Perhaps it is obvious to most readers, but about a year ago I spent several days trying to determine for which pairs (d,n) there existed an anisotropic degree d form in n variables over a finite field $\mathbb{F}_q$.  The question was motivated by Exercise 10.16 in Ireland and Rosen's classic number theory text: "Show by explicit calculation that every cubic form in two variables over $\mathbb{F}_2$ has a nontrivial zero."  

As many students have discovered over the years, this is false: e.g. take 

$f(x_1,x_2) = x_1^3 + x_1^2 x_2 + x_2^2$.

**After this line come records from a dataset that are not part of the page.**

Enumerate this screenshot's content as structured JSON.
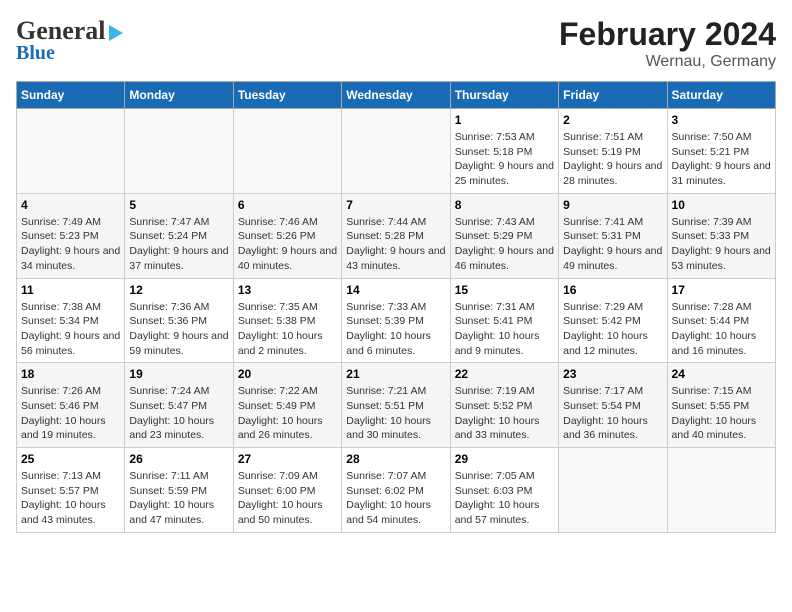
{
  "header": {
    "logo_general": "General",
    "logo_blue": "Blue",
    "title": "February 2024",
    "subtitle": "Wernau, Germany"
  },
  "calendar": {
    "days_of_week": [
      "Sunday",
      "Monday",
      "Tuesday",
      "Wednesday",
      "Thursday",
      "Friday",
      "Saturday"
    ],
    "weeks": [
      [
        {
          "date": "",
          "info": ""
        },
        {
          "date": "",
          "info": ""
        },
        {
          "date": "",
          "info": ""
        },
        {
          "date": "",
          "info": ""
        },
        {
          "date": "1",
          "info": "Sunrise: 7:53 AM\nSunset: 5:18 PM\nDaylight: 9 hours and 25 minutes."
        },
        {
          "date": "2",
          "info": "Sunrise: 7:51 AM\nSunset: 5:19 PM\nDaylight: 9 hours and 28 minutes."
        },
        {
          "date": "3",
          "info": "Sunrise: 7:50 AM\nSunset: 5:21 PM\nDaylight: 9 hours and 31 minutes."
        }
      ],
      [
        {
          "date": "4",
          "info": "Sunrise: 7:49 AM\nSunset: 5:23 PM\nDaylight: 9 hours and 34 minutes."
        },
        {
          "date": "5",
          "info": "Sunrise: 7:47 AM\nSunset: 5:24 PM\nDaylight: 9 hours and 37 minutes."
        },
        {
          "date": "6",
          "info": "Sunrise: 7:46 AM\nSunset: 5:26 PM\nDaylight: 9 hours and 40 minutes."
        },
        {
          "date": "7",
          "info": "Sunrise: 7:44 AM\nSunset: 5:28 PM\nDaylight: 9 hours and 43 minutes."
        },
        {
          "date": "8",
          "info": "Sunrise: 7:43 AM\nSunset: 5:29 PM\nDaylight: 9 hours and 46 minutes."
        },
        {
          "date": "9",
          "info": "Sunrise: 7:41 AM\nSunset: 5:31 PM\nDaylight: 9 hours and 49 minutes."
        },
        {
          "date": "10",
          "info": "Sunrise: 7:39 AM\nSunset: 5:33 PM\nDaylight: 9 hours and 53 minutes."
        }
      ],
      [
        {
          "date": "11",
          "info": "Sunrise: 7:38 AM\nSunset: 5:34 PM\nDaylight: 9 hours and 56 minutes."
        },
        {
          "date": "12",
          "info": "Sunrise: 7:36 AM\nSunset: 5:36 PM\nDaylight: 9 hours and 59 minutes."
        },
        {
          "date": "13",
          "info": "Sunrise: 7:35 AM\nSunset: 5:38 PM\nDaylight: 10 hours and 2 minutes."
        },
        {
          "date": "14",
          "info": "Sunrise: 7:33 AM\nSunset: 5:39 PM\nDaylight: 10 hours and 6 minutes."
        },
        {
          "date": "15",
          "info": "Sunrise: 7:31 AM\nSunset: 5:41 PM\nDaylight: 10 hours and 9 minutes."
        },
        {
          "date": "16",
          "info": "Sunrise: 7:29 AM\nSunset: 5:42 PM\nDaylight: 10 hours and 12 minutes."
        },
        {
          "date": "17",
          "info": "Sunrise: 7:28 AM\nSunset: 5:44 PM\nDaylight: 10 hours and 16 minutes."
        }
      ],
      [
        {
          "date": "18",
          "info": "Sunrise: 7:26 AM\nSunset: 5:46 PM\nDaylight: 10 hours and 19 minutes."
        },
        {
          "date": "19",
          "info": "Sunrise: 7:24 AM\nSunset: 5:47 PM\nDaylight: 10 hours and 23 minutes."
        },
        {
          "date": "20",
          "info": "Sunrise: 7:22 AM\nSunset: 5:49 PM\nDaylight: 10 hours and 26 minutes."
        },
        {
          "date": "21",
          "info": "Sunrise: 7:21 AM\nSunset: 5:51 PM\nDaylight: 10 hours and 30 minutes."
        },
        {
          "date": "22",
          "info": "Sunrise: 7:19 AM\nSunset: 5:52 PM\nDaylight: 10 hours and 33 minutes."
        },
        {
          "date": "23",
          "info": "Sunrise: 7:17 AM\nSunset: 5:54 PM\nDaylight: 10 hours and 36 minutes."
        },
        {
          "date": "24",
          "info": "Sunrise: 7:15 AM\nSunset: 5:55 PM\nDaylight: 10 hours and 40 minutes."
        }
      ],
      [
        {
          "date": "25",
          "info": "Sunrise: 7:13 AM\nSunset: 5:57 PM\nDaylight: 10 hours and 43 minutes."
        },
        {
          "date": "26",
          "info": "Sunrise: 7:11 AM\nSunset: 5:59 PM\nDaylight: 10 hours and 47 minutes."
        },
        {
          "date": "27",
          "info": "Sunrise: 7:09 AM\nSunset: 6:00 PM\nDaylight: 10 hours and 50 minutes."
        },
        {
          "date": "28",
          "info": "Sunrise: 7:07 AM\nSunset: 6:02 PM\nDaylight: 10 hours and 54 minutes."
        },
        {
          "date": "29",
          "info": "Sunrise: 7:05 AM\nSunset: 6:03 PM\nDaylight: 10 hours and 57 minutes."
        },
        {
          "date": "",
          "info": ""
        },
        {
          "date": "",
          "info": ""
        }
      ]
    ]
  }
}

I knew about the existence and anisotropy of norm hypersurfaces for all $n = d$.  But what about $n < d$?  I confess that I spent some time proving this result in several special cases and even dragged a postdoc into it.  Here is a copy of the sheepish email I sent out (in particular to Michael Rosen) later on:

>If K is a field, and f(x_1,...,x_n) is an anisotropic form of degree d in n variables, then f(x_1,...,x_{n-1},0) is an anisotropic
form of degree d in n-1 variables. 

>So let K be any field which admits field extensions of every positive degree d.  Then for all d there is an anisotropic norm form
N in d variables of degree d.  For any n < d, setting (d-n) of the variables equal to 0 gives an anisotropic form of degree d in
n variables.  In particular, this proves "the converse of Chevalley-Warning".

>So, not so fascinating after all, then.

>I think it is still nontrivial to ask what happens if the hypersurface f is required to be geometrically irreducible.  For instance, despite the fact that (q,3,3) is anisotropic, every geometrically irreducible cubic curve over a finite field has a rational point.

AS's question about classifying anisotropic hypersurfaces with $d = n$ is interesting.  It may also be interesting to look at the case $d < n$.  It is certainly not clear to me that all such anistropic hypersurfaces come from intersecting a norm hypersurface of larger dimension with a linear subspace.

I also want to add that the following generalization seemed less trivial to me (and I still don't know the answer): Chevalley-Warning is also true for sytems of polynomial equations $f_1(x_1,\ldots,x_n) = \ldots = f_r(x_1,\ldots,x_n)$ so long as the sum of the degrees of the $f_i$'s is strictly less than $n$.  What kind of counterexamples can we construct here when $d = d_1 + \ldots + d_r \geq n$?